Water management and waste industry
Kuwait addresses the shortage of drinking water supplies by desalinizing seawater, thereby constantly increasing the salt content of seawater. It also has to deal with the burdens from the past caused by the Iraqi invasion and the underdeveloped waste disposal system (e.g. soil remediation, tire dumps), therefore it launches environmental restoration programs and plans using high-tech and sophisticated means. Czech companies could contribute to this effort with their innovative solutions, e.g. in the field of ecological recycling, soil remediation, innovative systems for obtaining drinking water and in the field of wastewater treatment.
Mining, mining and oil industry
As the world’s leading oil producer, Kuwait will continue to demand technology, services and material to maintain, modernize and expand its mining, refining, processing and distribution infrastructure in the near future. Czech companies could apply by subcontracting valves, pumps, compressors and smart measuring/control technology and other related technologies.

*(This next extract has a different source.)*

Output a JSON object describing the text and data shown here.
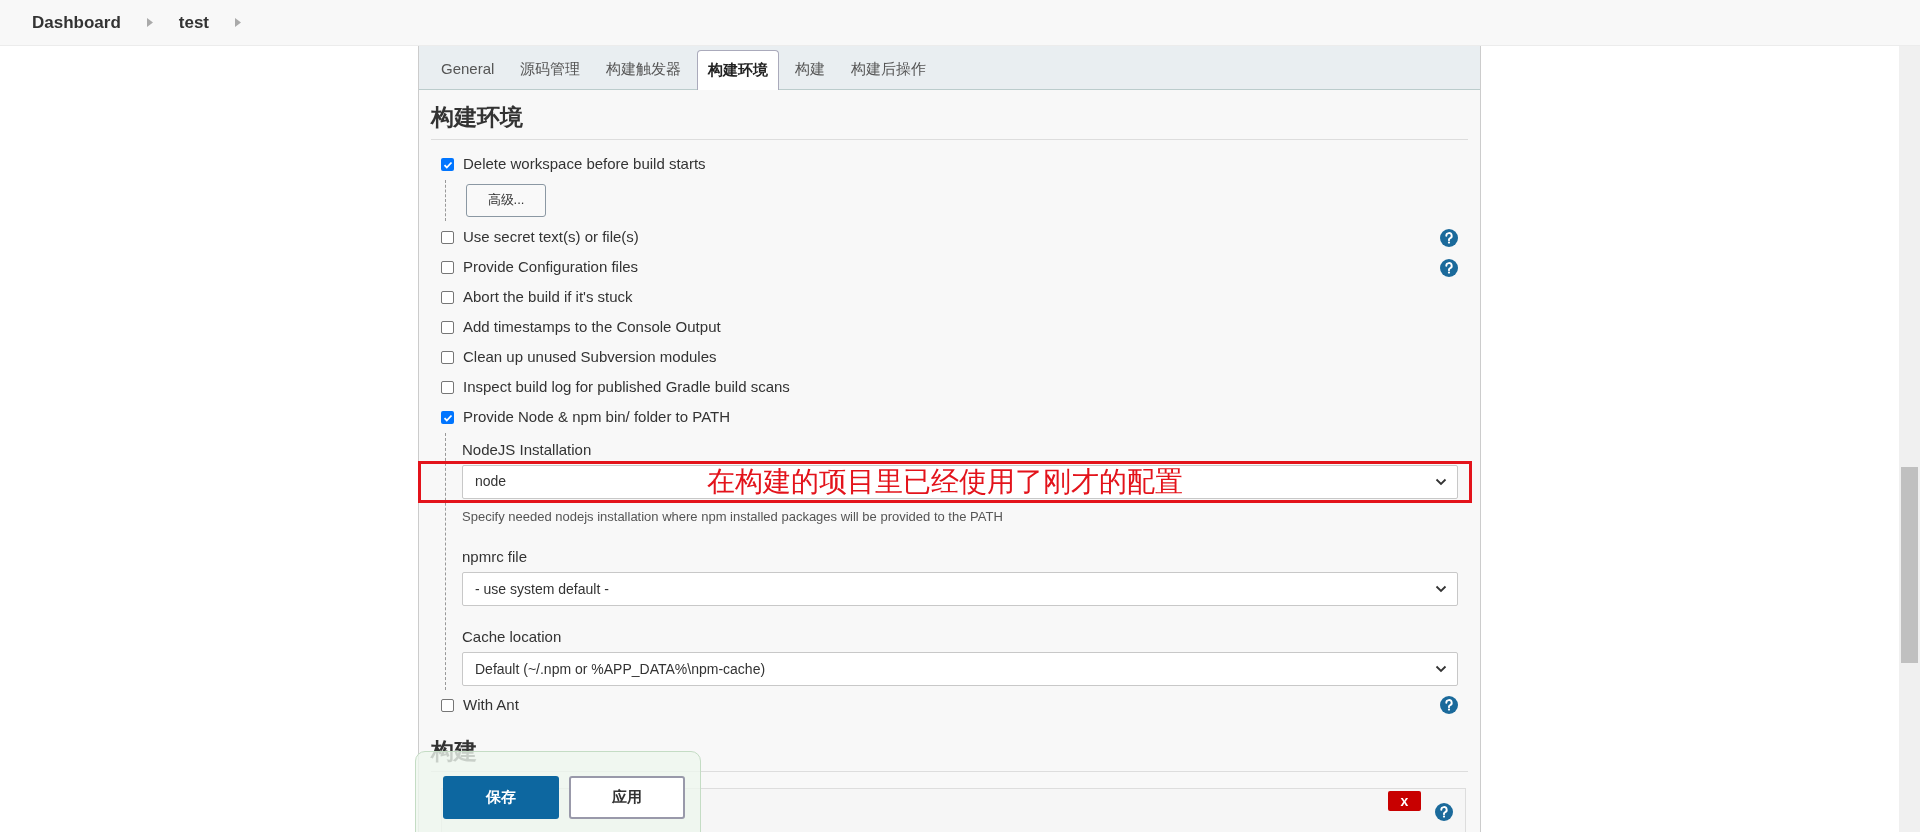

Especially in the post-Covid era, greater attention is paid to accelerating the digitization of business and state administration. There is great potential in Kuwait for Czech ICT companies, software developers and especially smartphone applications and digital service providers. The use of a wide range of services using mobile applications is growing, from ordering food and ready meals, through electronic banking, e-government to e-health. The demand for IT services, systems, technologies and applications will continue to grow in the future. The coronavirus pandemic in Kuwait is already transforming a number of business models in order to find solutions responsive to the new era. Kitchen equipment could also be used in the Kuwaiti market. However, it must be taken into account that there is a lot of competition on the market. It is necessary to obtain the appropriate certification and a reliable local distributor.